Descritores: Ovário policístico, Ultra-sonografia, Doppler colorido, Fluxo sanguíneo

Keywords: Polycystic ovary, Ultrasonography, Color Doppler, Blood flow

Resumo:
O advento da ultra-sonografia endovaginal de alta resolução abriu novas áreas de pesquisa nos ovários policísticos. O conhecimento da hemodinâmica ovariana é fundamental para o entendimento do comportamento fisiopatológico dos ovários policísticos. Os autores tecem considerações sobre a possibilidade da utilização do Doppler colorido na melhor definição dos ovários policísticos. Os dados sugerem que o aumento da vascularidade e a diminuição da resistência dos vasos do estroma ovariano, assim como o aumento do índice de pulsatilidade das artérias uterinas, possivelmente, são novos parâmetros sonográficos no diagnóstico da síndrome dos ovários policísticos. Esta é uma conclusão preliminar, e se fazem necessários estudos posteriores para confirmar esta proposição.

Abstract:
The advent of high-resolution transvaginal ultrasound scanning introduced new research possibilities for patients with polycystic ovaries. The knowledge of the ovarian hemodynamics is a prerequisite for understanding the pathophysiological behaviour of polycystic ovaries. The authors consider the possibility of using color Doppler for a better definition of polycystic ovaries. The findings suggest that increased stromal blood vessels with low resistance and increased pulsatility index of the uterine arteries are to be new parameters to assist in the ultrasound diagnosis of polycystic ovary syndrome. This is a preliminary conclusion and further investigations are necessary to confirm this proposition.

 

 

O acervo de combinações que constitui a síndrome dos ovários policísticos (SOP), tangíveis num extremo pela síndrome de Stein-Leventhal e, no oposto, pelos ovários policísticos (OP) livres de sinais exteriores, concorre para o contraste entre os resultados provenientes de diferentes métodos de estudo.

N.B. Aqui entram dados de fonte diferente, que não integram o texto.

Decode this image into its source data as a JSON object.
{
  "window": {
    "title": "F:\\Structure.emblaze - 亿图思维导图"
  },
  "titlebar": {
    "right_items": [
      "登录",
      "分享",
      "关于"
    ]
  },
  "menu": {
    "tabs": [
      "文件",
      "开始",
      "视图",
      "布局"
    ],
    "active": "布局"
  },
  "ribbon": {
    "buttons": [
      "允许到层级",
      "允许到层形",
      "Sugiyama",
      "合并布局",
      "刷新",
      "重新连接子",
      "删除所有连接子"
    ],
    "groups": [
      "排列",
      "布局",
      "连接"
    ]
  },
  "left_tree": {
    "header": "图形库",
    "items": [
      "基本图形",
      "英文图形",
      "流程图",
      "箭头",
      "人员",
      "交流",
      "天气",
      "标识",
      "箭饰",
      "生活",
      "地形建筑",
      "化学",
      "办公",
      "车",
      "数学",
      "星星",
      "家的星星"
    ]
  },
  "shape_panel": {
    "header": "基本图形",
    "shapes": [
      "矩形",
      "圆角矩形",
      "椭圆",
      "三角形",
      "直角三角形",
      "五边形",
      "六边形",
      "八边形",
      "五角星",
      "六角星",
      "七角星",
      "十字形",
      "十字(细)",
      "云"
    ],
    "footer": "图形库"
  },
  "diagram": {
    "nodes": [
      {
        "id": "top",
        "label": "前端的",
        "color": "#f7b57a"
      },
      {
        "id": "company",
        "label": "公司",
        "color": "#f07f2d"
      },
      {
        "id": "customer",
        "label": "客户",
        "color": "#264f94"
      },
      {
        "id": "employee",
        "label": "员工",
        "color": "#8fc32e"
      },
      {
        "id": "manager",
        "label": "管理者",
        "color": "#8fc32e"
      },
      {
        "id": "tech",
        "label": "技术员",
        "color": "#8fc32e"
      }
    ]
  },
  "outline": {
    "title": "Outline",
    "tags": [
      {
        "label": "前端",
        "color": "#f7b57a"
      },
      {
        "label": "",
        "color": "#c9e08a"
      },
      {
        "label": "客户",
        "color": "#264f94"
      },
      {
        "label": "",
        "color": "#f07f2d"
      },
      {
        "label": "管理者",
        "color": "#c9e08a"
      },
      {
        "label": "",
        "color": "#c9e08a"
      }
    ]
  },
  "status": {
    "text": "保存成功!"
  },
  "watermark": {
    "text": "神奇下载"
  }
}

Doença plural e multifacetada, a SOP evidencia a heterogeneidade dos critérios clínicos, hormonais e anatômicos que compõem o seu espectro fenotípico. É uma doença com inter-relações em diversos campos da medicina, por vezes dissimulada, em outras exuberante, sem contudo restringir-se aos dados da imediata avaliação diagnóstica, mas com efeitos que se distanciam no longo prazo e, portanto, surpreendentes, quando não irredutíveis. Todavia, depreende-se da literatura a conceituação renovada a respeito do seu caráter evolutivo e a configuração anatômica que, identificada mediante o emprego da ultra-sonografia endovaginal, relegou o componente histopatológico, dado clássico da morfologia alterada. As modificações estruturais e não apenas aquelas atinentes à forma e ao tamanho são esmiuçadas, em especial o substrato intra-ovariano, folículos e estroma, núcleo dos distúrbios que mais oferecem pormenores. Além da definição proposta, a hipertrofia dos ovários policísticos abriga concepções distintas quanto ao número mínimo de folículos. Em contrapartida, atribui-se ao excesso de estroma, aspecto muito ou pouco incidente, relevância maior.

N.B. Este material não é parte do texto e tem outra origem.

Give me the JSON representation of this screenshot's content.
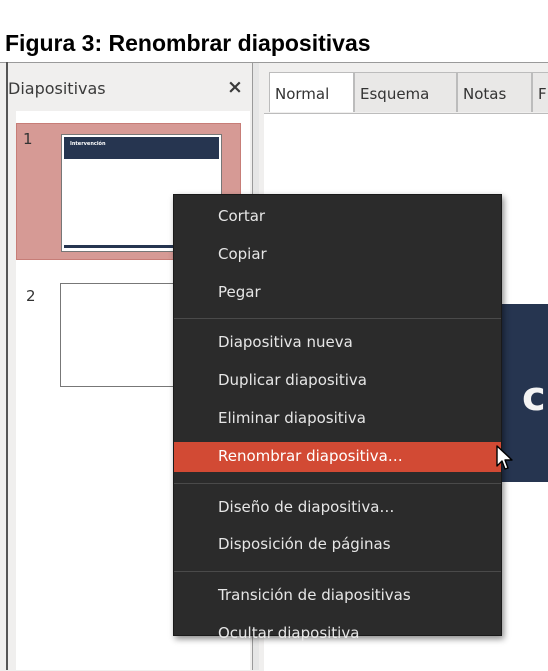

Não obstante as contradições acumuladas, no contexto dos parâmetros clínicos, concluiu-se que a hipertrofia dos ovários vincula-se à SOP em decorrência da preponderância do estroma, sítio em que o estudo da microcirculação passa a desempenhar importante linha de pesquisa. Observação primeira de Zaidi et al., em 1995(1), descreve, na falta de irregularidades menstruais e endócrinas, o aumento do fluxo sanguíneo no estroma, com maior celeridade comparativamente aos ovários íntegros. O acréscimo da teia vascular, nos três dias iniciais do ciclo, por intermédio da exploração pelo Doppler colorido endovaginal e pulsátil, aliado à maior velocidade, favorecem a perspectiva de conceituação inédita dos OPs. Com o advento do "power" Doppler, por vez primeira, admite-se a possibilidade do seu emprego nos OPs, o que proporciona melhor definição da vascularidade ovariana (Figura 1).

 


 

Battaglia et al.(2) investigaram as variações dos fluxos intra-ovariano e uterino (artéria uterina). O aumento da relação LH/FSH, assim como das taxas de androstenediona, coincidiu com a baixa resistência ao fluxo no estroma (Figura 2) e, ao contrário, elevação do índice de pulsatilidade (IP) da artéria uterina (Figura 3). Aleem e Predanic(3), em trabalho de 1996, comentam, a propósito de pacientes com SOP, a dissociação dos índices de resistência e pulsatilidade, menores no estroma e mais pronunciados nas artérias uterinas, comparados ao grupo com ciclos regulares e ovulação constante. A influência ponderal no discrime dos fluxos sanguíneos, ovariano e uterino, foi estudada por Battaglia et al.(4). Vigente a SOP, o índice de massa corporal (IMC) > 25 kg/m2 correspondeu ao aumento significativo do IP médio das artérias uterinas, prevalecente em relação ao valor detectado no grupo cuja magreza foi arbitrada pelo IMC < 23 kg/m2. No estroma ovariano, todavia, o comportamento hemodinâmico permaneceu independente dos fenótipos discrepantes (obesidade e magreza).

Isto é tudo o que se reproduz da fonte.